Sotto questo particolare angolo visuale e partendo dal presupposto che la giurisdizione non possa imporre particolari modalità d’erogazione di un servizio all’amministrazione pubblica, la sentenza appare formalmente coerente, anche se gli esiti cui essa conduce appaiono difficilmente accettabili. 

La Cassazione ha ribaltato il ragionamento che qualche tempo fa era stato fatto dal Consiglio di Stato, secondo il quale la consumazione di un panino a scuola in orario mensa rappresenterebbe semplicemente l'esercizio di una libertà fondamentale e non necessiterebbe d'alcuna predisposizione di mezzi e personale per consentirne lo svolgimento. Qualificando, invece, la consumazione del pasto portato da casa alla stregua d'una pretesa per soddisfare la quale la pubblica amministrazione deve compiere un'attività specifica, le Sezioni Unite hanno trasformato quella che secondo la giustizia amministrava sarebbe una libertà (negativa) in un servizio pubblico, per la cui erogazione non si può vantare alcun diritto soggettivo perfetto.

Le conclusioni della sentenza, tuttavia, sebbene coerenti rispetto alle premesse, non sembrano, come detto, soddisfacenti. 

Sarebbe sufficiente che la pubblica amministrazione, ad esempio, partisse dalla considerazione d'organizzare un servizio in grado di soddisfare, a parità di costi, le esigenze della maggiora parte dei potenziali utenti, per tutelare le variegate esigenze dei singoli e delle relative famiglie.

Nel caso che riguarda la consumazione del panino all’interno dei locali della scuola, appare davvero sbalorditiva e pretestuosa la giustificazione del divieto sulla base della considerazione che occorrerebbe personale aggiuntivo per la vigilanza di chi non usufruisce del pasto preparato dall’azienda appaltatrice del servizio.

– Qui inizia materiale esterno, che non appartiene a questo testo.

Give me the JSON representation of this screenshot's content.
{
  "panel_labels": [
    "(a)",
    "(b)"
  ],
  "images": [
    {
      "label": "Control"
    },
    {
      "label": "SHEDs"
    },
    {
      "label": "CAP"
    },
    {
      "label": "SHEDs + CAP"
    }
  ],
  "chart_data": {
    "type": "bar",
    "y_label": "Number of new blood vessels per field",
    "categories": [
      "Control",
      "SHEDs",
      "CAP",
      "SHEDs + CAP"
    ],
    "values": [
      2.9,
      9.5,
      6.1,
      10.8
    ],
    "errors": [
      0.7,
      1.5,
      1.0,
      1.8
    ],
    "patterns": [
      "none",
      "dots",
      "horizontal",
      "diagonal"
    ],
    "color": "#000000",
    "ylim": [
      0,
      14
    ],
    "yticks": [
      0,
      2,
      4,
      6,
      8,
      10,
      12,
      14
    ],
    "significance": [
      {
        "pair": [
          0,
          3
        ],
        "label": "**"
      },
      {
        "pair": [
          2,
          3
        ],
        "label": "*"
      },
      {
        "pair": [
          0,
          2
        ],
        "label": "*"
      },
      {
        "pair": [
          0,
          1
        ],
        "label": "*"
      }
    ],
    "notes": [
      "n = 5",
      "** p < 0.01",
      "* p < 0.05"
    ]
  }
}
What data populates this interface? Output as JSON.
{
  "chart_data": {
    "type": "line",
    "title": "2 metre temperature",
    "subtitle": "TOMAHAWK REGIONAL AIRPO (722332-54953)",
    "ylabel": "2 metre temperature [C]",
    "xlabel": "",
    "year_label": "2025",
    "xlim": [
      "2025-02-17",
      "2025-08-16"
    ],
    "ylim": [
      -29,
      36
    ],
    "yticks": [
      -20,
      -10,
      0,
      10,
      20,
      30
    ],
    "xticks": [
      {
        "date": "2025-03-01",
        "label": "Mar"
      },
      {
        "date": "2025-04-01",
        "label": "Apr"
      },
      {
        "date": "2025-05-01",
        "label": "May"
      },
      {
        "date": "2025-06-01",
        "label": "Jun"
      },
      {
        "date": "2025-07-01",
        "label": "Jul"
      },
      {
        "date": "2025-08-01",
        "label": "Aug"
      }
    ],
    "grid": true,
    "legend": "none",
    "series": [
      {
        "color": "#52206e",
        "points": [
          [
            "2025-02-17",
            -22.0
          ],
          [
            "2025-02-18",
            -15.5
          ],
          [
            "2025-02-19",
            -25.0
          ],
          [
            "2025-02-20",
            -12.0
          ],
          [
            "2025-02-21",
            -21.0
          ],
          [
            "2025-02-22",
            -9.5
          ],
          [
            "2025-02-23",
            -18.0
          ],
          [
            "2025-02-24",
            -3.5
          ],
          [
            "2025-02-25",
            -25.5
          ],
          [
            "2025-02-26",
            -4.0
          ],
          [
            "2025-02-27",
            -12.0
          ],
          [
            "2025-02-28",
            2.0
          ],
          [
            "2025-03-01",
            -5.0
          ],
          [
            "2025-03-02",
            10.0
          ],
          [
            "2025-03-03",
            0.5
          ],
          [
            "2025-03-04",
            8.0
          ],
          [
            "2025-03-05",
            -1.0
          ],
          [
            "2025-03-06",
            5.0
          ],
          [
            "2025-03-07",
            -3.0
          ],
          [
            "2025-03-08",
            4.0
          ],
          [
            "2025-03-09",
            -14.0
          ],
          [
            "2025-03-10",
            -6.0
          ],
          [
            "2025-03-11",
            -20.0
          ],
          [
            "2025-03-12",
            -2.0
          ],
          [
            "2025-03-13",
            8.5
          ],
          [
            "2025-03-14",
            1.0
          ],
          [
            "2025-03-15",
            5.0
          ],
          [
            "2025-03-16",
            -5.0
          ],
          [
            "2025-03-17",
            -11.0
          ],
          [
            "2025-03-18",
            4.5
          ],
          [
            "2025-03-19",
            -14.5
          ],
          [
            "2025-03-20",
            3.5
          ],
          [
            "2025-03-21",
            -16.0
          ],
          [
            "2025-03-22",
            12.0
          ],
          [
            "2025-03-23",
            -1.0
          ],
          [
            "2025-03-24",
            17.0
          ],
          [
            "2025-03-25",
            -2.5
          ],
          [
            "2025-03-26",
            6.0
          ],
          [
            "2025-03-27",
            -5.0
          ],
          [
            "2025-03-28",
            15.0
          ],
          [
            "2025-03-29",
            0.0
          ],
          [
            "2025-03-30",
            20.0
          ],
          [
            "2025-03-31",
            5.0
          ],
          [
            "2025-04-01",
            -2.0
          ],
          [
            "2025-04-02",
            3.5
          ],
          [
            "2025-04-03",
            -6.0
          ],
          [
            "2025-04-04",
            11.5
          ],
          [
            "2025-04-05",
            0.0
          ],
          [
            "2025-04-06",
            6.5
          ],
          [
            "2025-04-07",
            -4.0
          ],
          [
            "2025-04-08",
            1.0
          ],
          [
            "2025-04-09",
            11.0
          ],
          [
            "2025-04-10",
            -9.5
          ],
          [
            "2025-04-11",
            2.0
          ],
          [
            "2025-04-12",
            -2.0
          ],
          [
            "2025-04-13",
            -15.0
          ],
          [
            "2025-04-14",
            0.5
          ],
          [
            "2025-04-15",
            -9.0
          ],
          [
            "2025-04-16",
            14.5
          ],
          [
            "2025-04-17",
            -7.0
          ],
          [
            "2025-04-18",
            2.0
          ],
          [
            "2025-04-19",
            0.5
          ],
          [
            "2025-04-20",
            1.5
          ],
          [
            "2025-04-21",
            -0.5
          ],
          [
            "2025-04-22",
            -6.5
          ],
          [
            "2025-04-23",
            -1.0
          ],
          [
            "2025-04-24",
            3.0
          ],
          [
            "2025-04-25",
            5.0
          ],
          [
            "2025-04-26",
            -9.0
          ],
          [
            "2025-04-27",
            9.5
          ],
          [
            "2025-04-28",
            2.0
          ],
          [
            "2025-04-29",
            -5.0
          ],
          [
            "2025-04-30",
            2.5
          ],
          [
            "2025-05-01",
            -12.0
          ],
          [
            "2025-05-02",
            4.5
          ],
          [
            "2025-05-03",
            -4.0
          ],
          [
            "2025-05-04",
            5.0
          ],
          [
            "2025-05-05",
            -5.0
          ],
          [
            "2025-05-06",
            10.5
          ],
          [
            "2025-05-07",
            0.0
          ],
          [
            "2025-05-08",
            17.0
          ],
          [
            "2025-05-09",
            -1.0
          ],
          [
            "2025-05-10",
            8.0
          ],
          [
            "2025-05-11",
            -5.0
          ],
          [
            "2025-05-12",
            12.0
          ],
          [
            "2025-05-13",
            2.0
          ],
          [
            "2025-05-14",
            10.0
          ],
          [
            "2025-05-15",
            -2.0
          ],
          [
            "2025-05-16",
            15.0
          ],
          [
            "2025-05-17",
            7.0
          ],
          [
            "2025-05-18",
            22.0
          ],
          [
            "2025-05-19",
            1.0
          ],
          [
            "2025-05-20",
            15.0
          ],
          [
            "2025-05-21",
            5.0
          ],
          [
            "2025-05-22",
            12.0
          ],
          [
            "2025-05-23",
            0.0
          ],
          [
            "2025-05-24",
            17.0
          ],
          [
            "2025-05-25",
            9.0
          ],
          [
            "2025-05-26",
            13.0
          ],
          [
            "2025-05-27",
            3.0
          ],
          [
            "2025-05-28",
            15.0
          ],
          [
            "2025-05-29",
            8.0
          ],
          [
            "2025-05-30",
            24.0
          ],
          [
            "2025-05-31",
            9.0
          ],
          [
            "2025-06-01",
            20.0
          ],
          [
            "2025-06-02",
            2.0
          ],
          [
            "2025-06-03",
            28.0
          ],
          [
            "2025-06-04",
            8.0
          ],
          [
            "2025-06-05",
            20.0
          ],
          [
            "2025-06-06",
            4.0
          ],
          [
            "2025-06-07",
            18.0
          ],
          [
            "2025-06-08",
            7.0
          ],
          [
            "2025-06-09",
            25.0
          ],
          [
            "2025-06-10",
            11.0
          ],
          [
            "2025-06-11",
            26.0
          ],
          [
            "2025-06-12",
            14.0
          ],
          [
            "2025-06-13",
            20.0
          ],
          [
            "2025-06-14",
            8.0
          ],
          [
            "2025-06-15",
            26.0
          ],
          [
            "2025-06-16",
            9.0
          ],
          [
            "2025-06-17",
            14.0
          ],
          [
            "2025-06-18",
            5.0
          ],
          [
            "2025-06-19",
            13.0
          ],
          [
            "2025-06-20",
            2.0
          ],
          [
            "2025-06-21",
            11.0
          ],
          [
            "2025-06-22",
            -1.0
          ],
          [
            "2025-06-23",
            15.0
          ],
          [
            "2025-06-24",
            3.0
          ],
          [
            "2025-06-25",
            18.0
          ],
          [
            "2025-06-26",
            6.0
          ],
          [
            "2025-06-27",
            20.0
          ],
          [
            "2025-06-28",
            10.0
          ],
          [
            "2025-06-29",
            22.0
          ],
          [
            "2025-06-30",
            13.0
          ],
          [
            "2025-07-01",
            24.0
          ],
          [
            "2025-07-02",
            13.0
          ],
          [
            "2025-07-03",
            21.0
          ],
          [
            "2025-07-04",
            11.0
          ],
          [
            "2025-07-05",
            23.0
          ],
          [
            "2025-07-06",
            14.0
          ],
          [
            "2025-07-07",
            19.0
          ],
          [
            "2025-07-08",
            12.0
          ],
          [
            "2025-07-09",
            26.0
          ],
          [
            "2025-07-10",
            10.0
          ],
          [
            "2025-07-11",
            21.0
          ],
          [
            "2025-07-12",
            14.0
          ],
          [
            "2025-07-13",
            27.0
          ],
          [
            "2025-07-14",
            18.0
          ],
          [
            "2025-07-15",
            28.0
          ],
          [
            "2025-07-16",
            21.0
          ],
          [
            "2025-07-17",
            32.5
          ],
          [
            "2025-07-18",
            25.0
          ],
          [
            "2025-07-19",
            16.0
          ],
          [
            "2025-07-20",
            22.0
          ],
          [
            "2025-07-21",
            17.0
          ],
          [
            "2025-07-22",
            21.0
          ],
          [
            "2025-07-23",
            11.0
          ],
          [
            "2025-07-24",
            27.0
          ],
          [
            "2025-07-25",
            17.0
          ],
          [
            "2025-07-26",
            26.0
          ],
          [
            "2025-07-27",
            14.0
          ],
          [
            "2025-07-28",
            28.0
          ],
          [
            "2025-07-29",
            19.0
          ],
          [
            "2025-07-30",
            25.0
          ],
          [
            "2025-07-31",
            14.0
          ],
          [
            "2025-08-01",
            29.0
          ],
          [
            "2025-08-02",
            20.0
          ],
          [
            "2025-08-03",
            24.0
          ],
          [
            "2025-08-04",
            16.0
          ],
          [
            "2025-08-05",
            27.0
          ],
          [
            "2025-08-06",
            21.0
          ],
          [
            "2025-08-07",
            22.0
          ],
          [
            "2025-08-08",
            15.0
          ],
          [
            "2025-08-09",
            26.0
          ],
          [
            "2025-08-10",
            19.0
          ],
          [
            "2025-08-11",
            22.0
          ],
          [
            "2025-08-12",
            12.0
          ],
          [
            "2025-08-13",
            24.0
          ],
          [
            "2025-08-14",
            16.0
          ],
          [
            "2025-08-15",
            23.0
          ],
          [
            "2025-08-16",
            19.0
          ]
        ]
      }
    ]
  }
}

Allo stesso modo risulta priva di rilievo l’osservazione secondo la quale l’introduzione all’interno dei locali scolastici di cibo preparato al suo esterno arrecherebbe rischi alla salute degli utenti.

In disparte la riflessione sul fatto che milioni di bambini e ragazzi consumano giornalmente le più diverse varietà di cibo durante la cosiddetta “ricreazione”, senza che si registrino gravi e frequenti problematiche, basterebbe predisporre una disciplina al riguardo che fornisse sufficienti standard di sicurezza per tutti.

L’idea, poi, che il servizio di mensa scolastica debba caratterizzarsi per la rigorosa uniformità del cibo consumato da tutti gli utenti, in ossequio ai principi di solidarietà e uguaglianza, richiama un’impostazione tipica delle istituzioni che irreggimentano gli utenti in un appiattimento "falso egualitario" che mortifica la ricchezza delle individualità.

Resta il fatto che le Sezioni Unite hanno omesso d'ammonire il legislatore e la pubblica amministrazione sulla necessità di prodigarsi per la soddisfazione del maggior numero possibile di utenti, le cui famiglie, pur pagando le tasse che servono a costruire i locali mensa, a corrispondere gli stipendi agli insegnanti, a fornire gratuitamente (e giustamente) il servizio a chi non è in condizione di pagarlo, non possono permettersi il lusso di lasciarli a scuola per mangiare un panino.